Steve Johnson

No. 85
- Position:: Tight end

Personal information
- Born:: June 22, 1965 (age 59) Huntsville, Alabama, U.S.
- Height:: 6 ft 6 in (1.98 m)
- Weight:: 245 lb (111 kg)

Career information
- High school:: Oneonta (AL)
- College:: Virginia Tech
- NFL draft:: 1988: 6th round, 154th pick

Career history
- New England Patriots (1988–1989); Dallas Cowboys (1990);

Career NFL statistics
- Receptions:: 1
- Receiving yards:: 5
- Stats at Pro Football Reference

= Steve Johnson (tight end) =

American football player (born 1965)

Steven Emil Johnson (born June 22, 1965) is an American former professional football player who was a tight end for the New England Patriots of the National Football League (NFL).

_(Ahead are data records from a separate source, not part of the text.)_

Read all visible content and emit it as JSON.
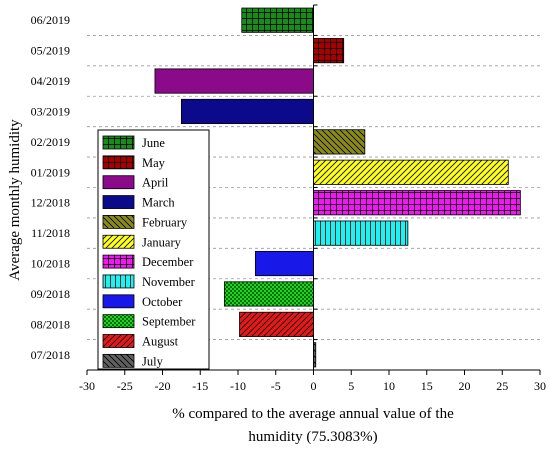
{
  "chart_data": {
    "type": "bar",
    "orientation": "horizontal",
    "title": "",
    "xlabel_lines": [
      "% compared to the average annual value of the",
      "humidity (75.3083%)"
    ],
    "ylabel": "Average monthly humidity",
    "xlim": [
      -30,
      30
    ],
    "xticks": [
      -30,
      -25,
      -20,
      -15,
      -10,
      -5,
      0,
      5,
      10,
      15,
      20,
      25,
      30
    ],
    "grid": "horizontal dashed",
    "legend_position": "left",
    "categories": [
      "06/2019",
      "05/2019",
      "04/2019",
      "03/2019",
      "02/2019",
      "01/2019",
      "12/2018",
      "11/2018",
      "10/2018",
      "09/2018",
      "08/2018",
      "07/2018"
    ],
    "series_names": [
      "June",
      "May",
      "April",
      "March",
      "February",
      "January",
      "December",
      "November",
      "October",
      "September",
      "August",
      "July"
    ],
    "values": [
      -9.5,
      4.0,
      -21.0,
      -17.5,
      6.8,
      25.8,
      27.4,
      12.5,
      -7.7,
      -11.8,
      -9.8,
      0.3
    ],
    "colors": [
      "#1a8a1a",
      "#a80000",
      "#8a0a8a",
      "#0a0a8a",
      "#8a8a1c",
      "#ffff20",
      "#f018f0",
      "#20f0f0",
      "#1818e8",
      "#18d818",
      "#e81818",
      "#606060"
    ],
    "patterns": [
      "vgrid",
      "vgrid",
      "solid",
      "solid",
      "diag-left",
      "diag-right",
      "grid",
      "vlines",
      "solid",
      "checker",
      "diag-right",
      "diag-left"
    ]
  }
}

He played college football for the Virginia Tech Hokies. He was selected in the sixth round of the 1988 NFL draft by the Patriots.

Johnson later became president and owner of Johnson Commercial Development. Based in Bristol, Virginia, it is one of the largest commercial developers in the Southeast. One of its projects, The Pinnacle in Bristol, Tennessee, was among the largest commercial projects in the country.

In 2013, Johnson gifted $1 million toward the construction of the Virginia Tech Indoor Practice Facility, and the university named the adjacent Steve Johnson Practice Fields in his honor.